Parallèlement au processus d'unification, les années 1942-1943 sont marquées par un net renforcement de la Résistance. La presse clandestine s'affirme comme une entreprise de toute première importance et pénètre en profondeur la société française. Les archives de la seule Bibliothèque nationale indiquent l'existence de plus de mille titres. Chaque mouvement dispose de son organe principal, aux tirages dorénavant considérables et aux éditions régionales diversifiées : Combat tire à 80 000 exemplaires en 1943, puis à 150 000 en 1944, et s'appuie sur cinq éditions régionales. Les mouvements développent également une presse spécialisée dans les études et la réflexion où les grandes questions de la Libération sont abordées (les Cahiers politiques pour le CGE, les Cahiers de la Libération pour Libération, ou l'Université libre pour le Front national). Alors que l'encre et le papier sont interdits à la vente, ces tirages importants contraignent les responsables de la Résistance à réaliser des prodiges. Les seuls besoins de Combat s'élèvent, en 1944, à 3 tonnes de papier par mois, et son responsable, André Bollier, n'hésite pas à monter de fausses sociétés qui passent des commandes jusqu'en Allemagne ! À la marge de la presse clandestine, surgit une abondante littérature résistante. Les Éditions de Minuit, fondées par Pierre de Lescure et Vercors, publient dans la clandestinité les chefs-d'œuvre de cette littérature : le Cahier noir de Mauriac, le Silence de la mer de Vercors ou le Musée Grévin d'Aragon.

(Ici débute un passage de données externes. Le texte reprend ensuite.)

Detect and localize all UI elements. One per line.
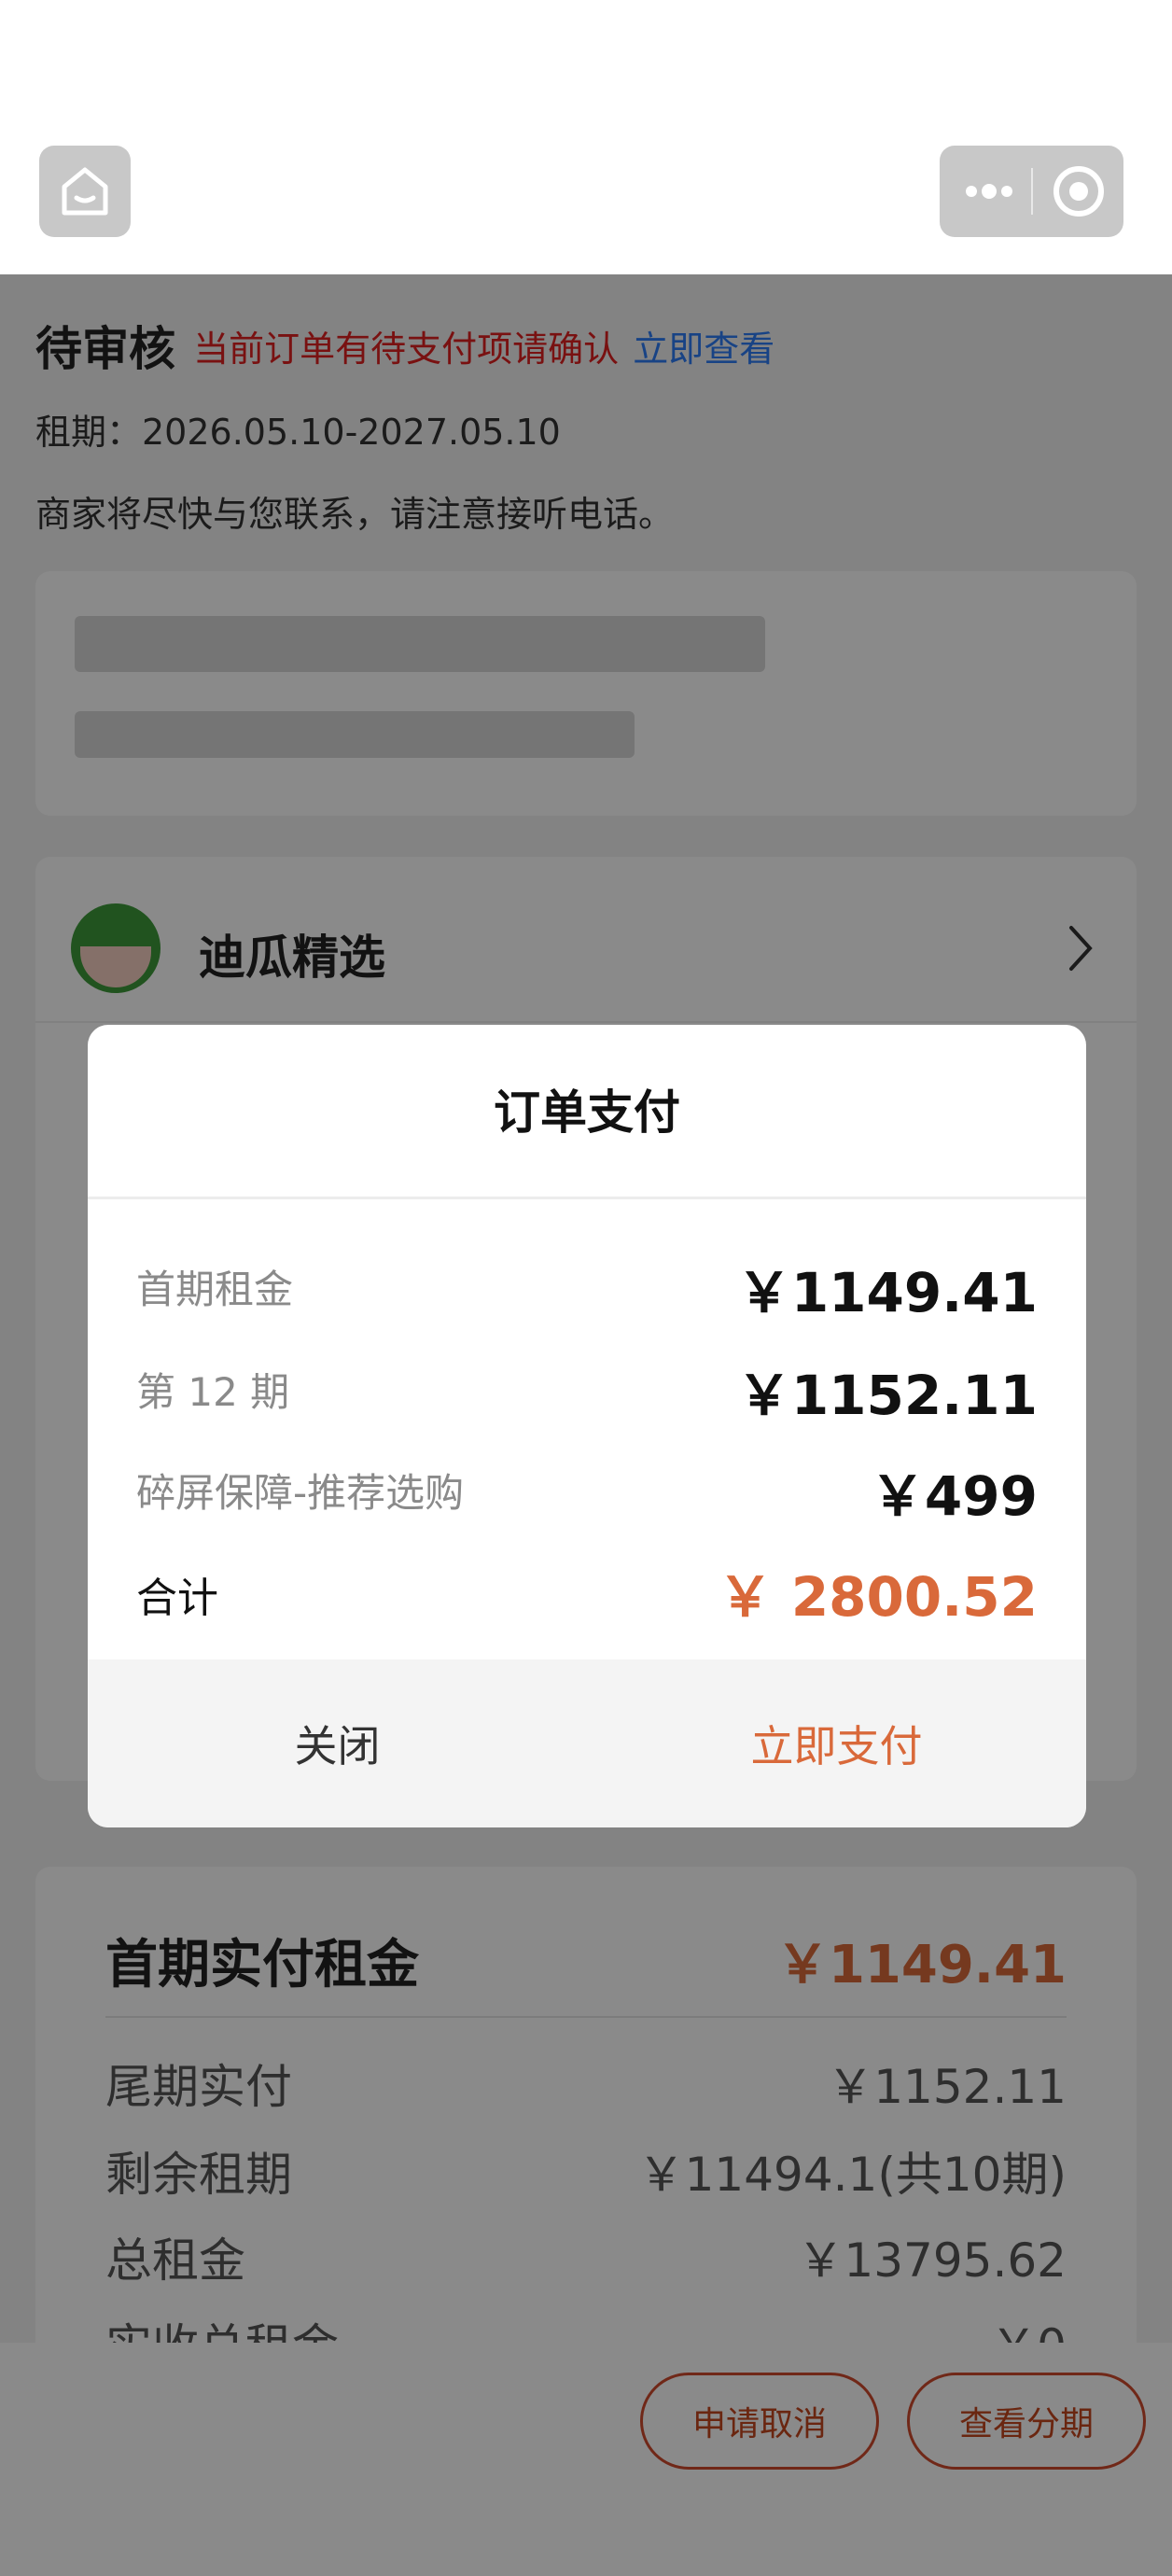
payment-item-value: ￥1152.11 bbox=[736, 1364, 1038, 1427]
total-label: 合计 bbox=[136, 1575, 218, 1622]
top-bar bbox=[0, 0, 1172, 274]
payment-item-value: ￥1149.41 bbox=[736, 1261, 1038, 1324]
home-icon bbox=[62, 167, 108, 216]
total-value: ￥ 2800.52 bbox=[718, 1565, 1038, 1629]
menu-capsule bbox=[940, 146, 1123, 237]
payment-item-label: 第 12 期 bbox=[136, 1369, 290, 1415]
dialog-title: 订单支付 bbox=[494, 1085, 680, 1140]
home-button[interactable] bbox=[39, 146, 131, 237]
order-payment-dialog: 订单支付 首期租金 ￥1149.41 第 12 期 ￥1152.11 碎屏保障-… bbox=[88, 1025, 1086, 1827]
close-miniprogram-icon[interactable] bbox=[1033, 146, 1124, 237]
dialog-footer: 关闭 立即支付 bbox=[88, 1659, 1086, 1827]
payment-item-label: 碎屏保障-推荐选购 bbox=[136, 1470, 465, 1516]
payment-item-label: 首期租金 bbox=[136, 1267, 294, 1312]
payment-item-value: ￥499 bbox=[870, 1464, 1038, 1528]
close-button[interactable]: 关闭 bbox=[88, 1659, 587, 1827]
divider bbox=[88, 1197, 1086, 1199]
pay-now-button[interactable]: 立即支付 bbox=[587, 1659, 1086, 1827]
more-icon[interactable] bbox=[943, 146, 1035, 237]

Sur le plan des effectifs, l'année 1943 marque un tournant considérable. La loi sur la mobilisation de la main-d'œuvre (septembre 1942) et l'organisation du Service du travail obligatoire (STO), en février 1943, provoquent un brusque afflux de jeunes volontaires (les « réfractaires ») et l'apparition du phénomène des maquis. Alors que la Résistance manque d'armes et d'argent, il faut, en catastrophe, encadrer, former et nourrir ces milliers de volontaires. Les MUR créent un Service national des maquis (dirigé par Brault) et un Comité d'action contre la déportation (Yves Farge), qui fabrique des milliers de fausses cartes d'identité. Pourtant, tous les problèmes sont loin d'être réglés. Les armes et l'argent continuent à faire défaut, au point que la tentation est parfois forte d'accepter les offres d'enrôlement des services secrets américains. Certains maquis en sont réduits à des expédients (aide de la population paysanne, réquisitions, voire attaques de banques) ou à écouler les « bons du Trésor » émis à Alger par le CFLN. La question primordiale demeure celle des armes : dans les maquis, il n'est pas rare de compter une arme (bien souvent un vieux fusil) pour quatre ou cinq combattants. Cette pénurie s'explique par le fait que les Alliés, qui doutent de l'efficacité de la guérilla en France, ne souhaitent pas affecter les équipages de leurs bombardiers (déjà en nombre insuffisant sur l'Allemagne) à des opérations de parachutage des armes. En outre, lorsqu'il y a parachutage, c'est le plus souvent au bénéfice des réseaux ou des maquis directement encadrés par les services alliés, les FTP (communistes) faisant fréquemment les frais de ces partages inégaux. Il faut attendre le début de 1944, dans le cadre de la préparation du débarquement, pour voir les parachutages se faire plus nombreux, les Alliés finissant par être convaincus que des destructions sélectives peuvent être plus efficaces que les raids de terreur sur les agglomérations industrielles françaises.